My real fear isn’t the PFO or even my heart in general, that all appears to be controlled and doing fine. What has me up at 5 AM pacing my squalid apartment is anxiety over my fate: despite keeping my supervisors and HR director informed of my progress daily, I’m fearful I’ll be fired on some technicality this afternoon just as Ive witnessed happened to other, low level poorly paid employees. Not only will that leave me facing homelessness, it will immediately cut me off from the group health insurance critical to ongoing treatment key to my very survival. In Texas that culd be a death sentence: a pink slip today will deliver me into the tender mercies of the Texas social safety net, or at least those remnants not yet raided by Governor Rick Perry and his teaparty pals who are intent on punishing the poor to enrich the wealthy. To add insult to injury, Texas Republicans are obsessed with fighting the implementation of Obamacare, my last ditch salvation if worse comes to worse, tooth and nail.

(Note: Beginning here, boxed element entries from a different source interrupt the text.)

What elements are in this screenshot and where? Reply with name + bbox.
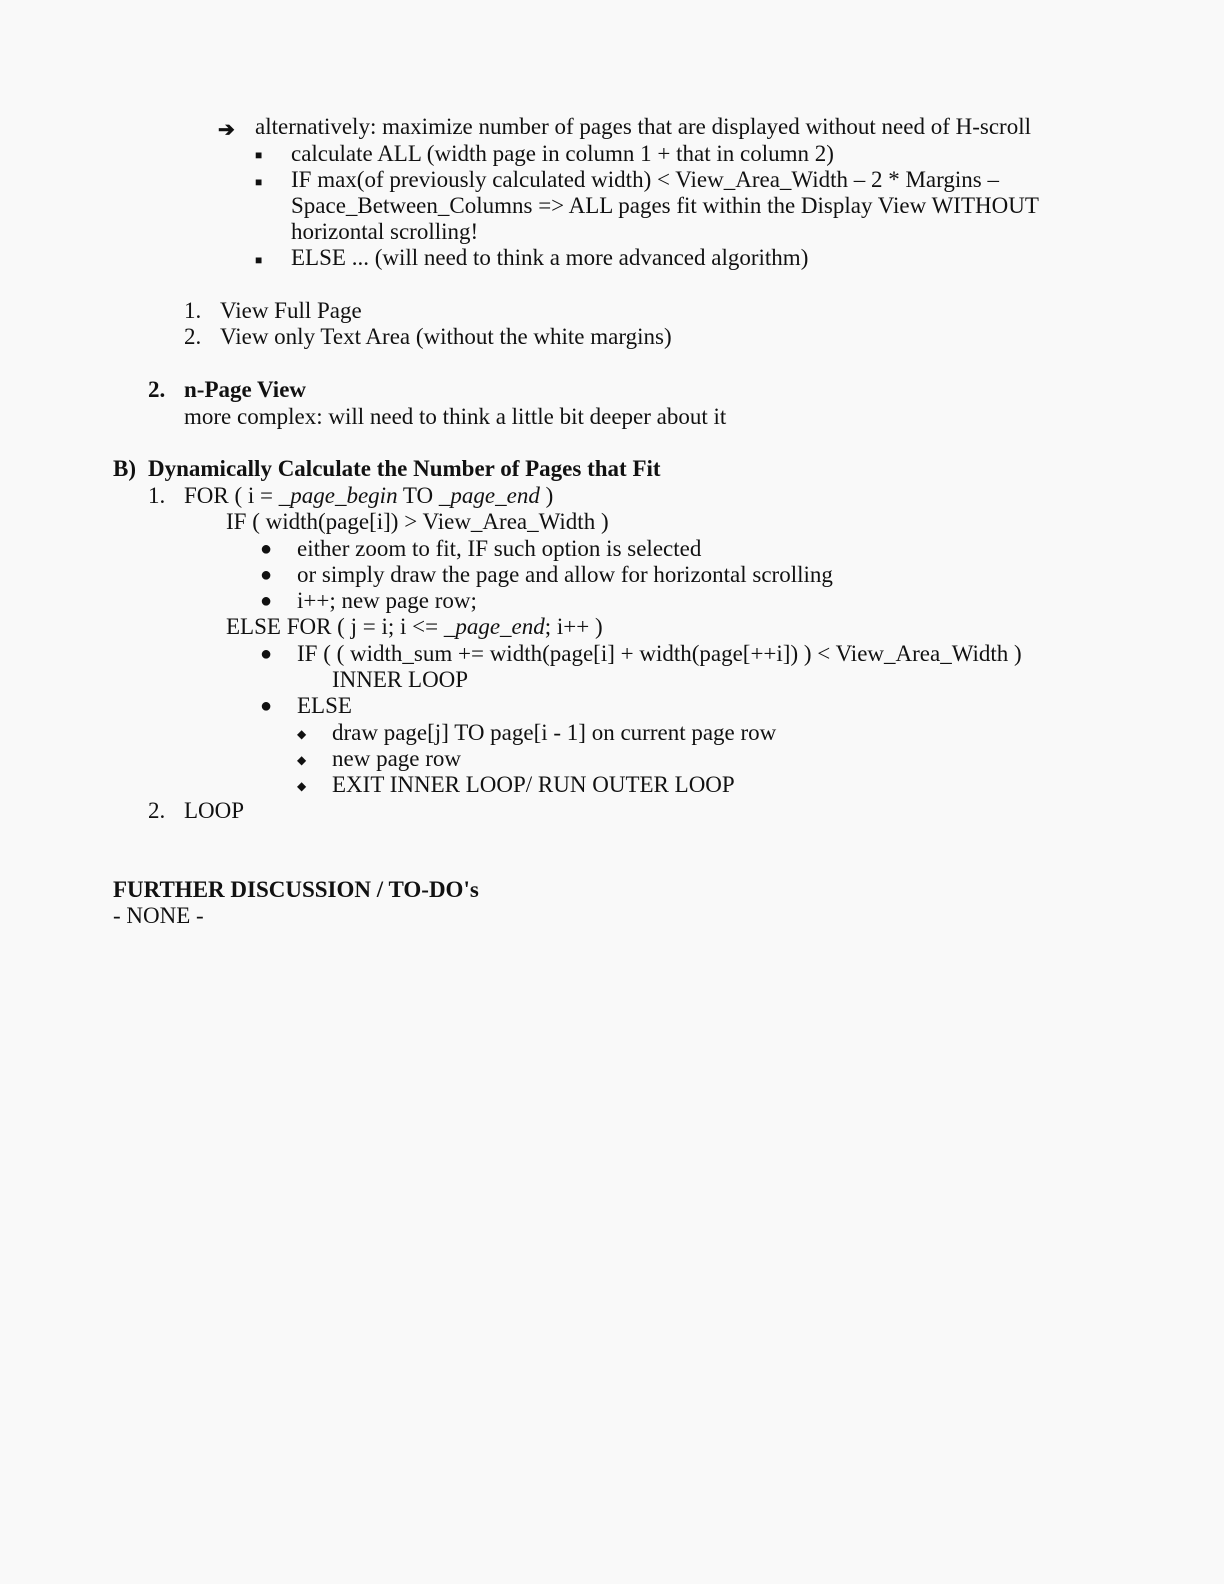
list-number: 1. — [148, 483, 166, 508]
list-number: 2. — [148, 377, 166, 402]
section-label: B) — [113, 456, 136, 481]
if-bullet-text: i++; new page row; — [297, 588, 477, 613]
square-bullet-icon: ■ — [255, 148, 263, 162]
for-mid: TO — [397, 483, 439, 508]
diamond-bullet-icon: ◆ — [297, 779, 307, 793]
inner-if-text: IF ( ( width_sum += width(page[i] + width(page[++i]) ) < View_Area_Width ) — [297, 641, 1022, 666]
dot-bullet-icon: ● — [260, 643, 273, 665]
list-number: 2. — [184, 324, 202, 349]
dot-bullet-icon: ● — [260, 695, 273, 717]
else-item-text: new page row — [332, 746, 462, 771]
view-option-text: View only Text Area (without the white margins) — [220, 324, 672, 349]
section-title: Dynamically Calculate the Number of Pages that Fit — [148, 456, 661, 481]
page-end-var: _page_end — [443, 614, 545, 639]
if-bullet-text: or simply draw the page and allow for horizontal scrolling — [297, 562, 833, 587]
sub-item-text: horizontal scrolling! — [291, 219, 479, 244]
dot-bullet-icon: ● — [260, 564, 273, 586]
else-label: ELSE — [297, 693, 352, 718]
list-number: 1. — [184, 298, 202, 323]
square-bullet-icon: ■ — [255, 175, 263, 189]
else-for-post: ; i++ ) — [544, 614, 603, 639]
view-option-text: View Full Page — [220, 298, 362, 323]
list-number: 2. — [148, 798, 166, 823]
if-bullet-text: either zoom to fit, IF such option is selected — [297, 536, 702, 561]
npage-title: n-Page View — [184, 377, 307, 402]
npage-description: more complex: will need to think a little bit deeper about it — [184, 404, 727, 429]
arrow-bullet-icon: ➔ — [218, 119, 235, 141]
for-line — [184, 483, 553, 509]
diamond-bullet-icon: ◆ — [297, 753, 307, 767]
else-item-text: EXIT INNER LOOP/ RUN OUTER LOOP — [332, 772, 735, 797]
else-for-pre: ELSE FOR ( j = i; i <= — [226, 614, 444, 639]
if-line: IF ( width(page[i]) > View_Area_Width ) — [226, 509, 609, 534]
sub-item-text: calculate ALL (width page in column 1 + that in column 2) — [291, 141, 834, 166]
for-post: ) — [539, 483, 554, 508]
else-item-text: draw page[j] TO page[i - 1] on current page row — [332, 720, 777, 745]
page-begin-var: _page_begin — [278, 483, 398, 508]
further-discussion-value: - NONE - — [113, 903, 204, 928]
diamond-bullet-icon: ◆ — [297, 727, 307, 741]
inner-loop-text: INNER LOOP — [332, 667, 469, 692]
further-discussion-title: FURTHER DISCUSSION / TO-DO's — [113, 877, 479, 902]
dot-bullet-icon: ● — [260, 538, 273, 560]
sub-item-text: ELSE ... (will need to think a more advanced algorithm) — [291, 245, 809, 270]
arrow-item-text: alternatively: maximize number of pages that are displayed without need of H-scroll — [255, 114, 1031, 139]
dot-bullet-icon: ● — [260, 590, 273, 612]
loop-text: LOOP — [184, 798, 245, 823]
sub-item-text: Space_Between_Columns => ALL pages fit within the Display View WITHOUT — [291, 193, 1039, 218]
sub-item-text: IF max(of previously calculated width) < View_Area_Width – 2 * Margins – — [291, 167, 999, 192]
square-bullet-icon: ■ — [255, 253, 263, 267]
else-for-line — [226, 614, 603, 640]
for-pre: FOR ( i = — [184, 483, 279, 508]
page-end-var: _page_end — [438, 483, 540, 508]
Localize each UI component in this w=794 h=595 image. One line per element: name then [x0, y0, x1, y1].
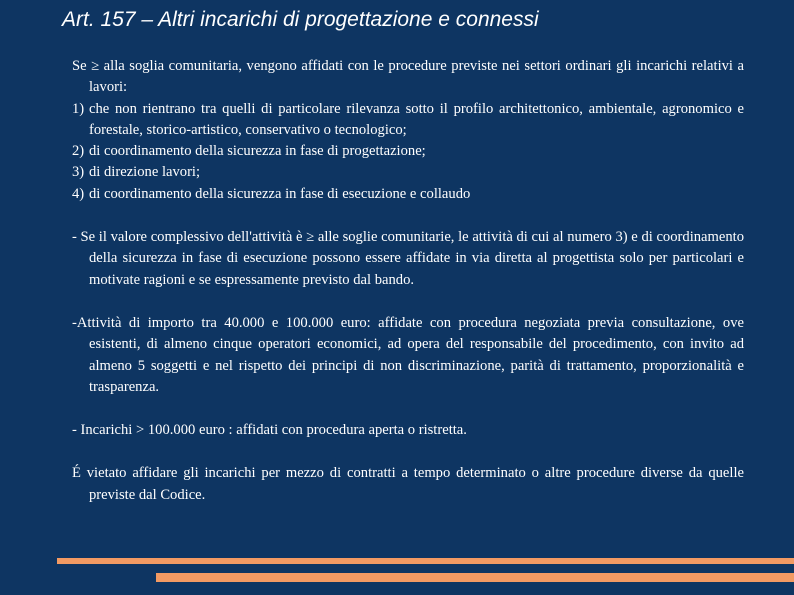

Even if I do last the day and there are no reprisals for having the gall to suffer a heart attack and complications, my future at this company is dismal now. We have an attendance policy straight out of third-world sweat shop, missing three days for any reason in a six month period is grounds for dismissal. A few years ago when I cracked a rib/vertebrae and punctured a lung, my then manager called me while I was still doped up and wired in the ICU ward to tell me I was in big trouble for missing four days of work and having the gall not to call in the official sick line while I was half conscious in the ER.

Given that kind of unethical practice, I anticipate being institutionally shamed for this episode, forced to hear a statement informing me my conduct is not becoming an employee of my firm and then being forced to agree to it in writing. This will mean, despite being the numero uno top performer out of hundreds of my fellow workers in 2012, while unknowingly suffering progressive heart failure the whole time, I will be barred from consideration for any raises or promotions. This probationary period will be last a minimum of six months virtually guaranteeing my Christmas and profit sharing bonus will be reduced or eliminated. Funny how no one at Fox ever mentions that in the annual War on Christmas.

Then again maybe my fears are misplaced, maybe I’m over estimating the ruthless nature of corporate America. I’ll find out in a few hours.

Comments

  1. CaitieCat says

    Brutal. Isn’t it great that the GOP is constantly on watch to avoid socialized medicine? It’s like they’re listening to you personally, no?

    Best of luck today. Totally get you on the poverty thing, I used your post to remind myself to phone my landlord to explain that I do, in fact, now have the rent for this month, since the client who’d been holding out on underpaying me finally came through and…underpaid me. Sigh.

    Gosh, the second Gilded Age is going splendidly, no? As long as you’re bootstrappy lucky enough to be wealthy.

  2. Tinyal says

    Try to keep your spirits up, as near-impossible and stupid as that sounds. If the worst happens and you end up homeless, get in touch with me via message and I’ll see what (if anything) I can do – as a basically disabled person in his mid 50’s still trying to work full time I have some idea of what you’re going through.

  3. StevoR : Free West Papua, free Tibet, let the Chagossians return! says

    Shit that’s awful. Hope you recover and things get better for you soon.

  4. StevoR : Free West Papua, free Tibet, let the Chagossians return! says

    Please let us know if there is anything I (& the rest of us) can do to help.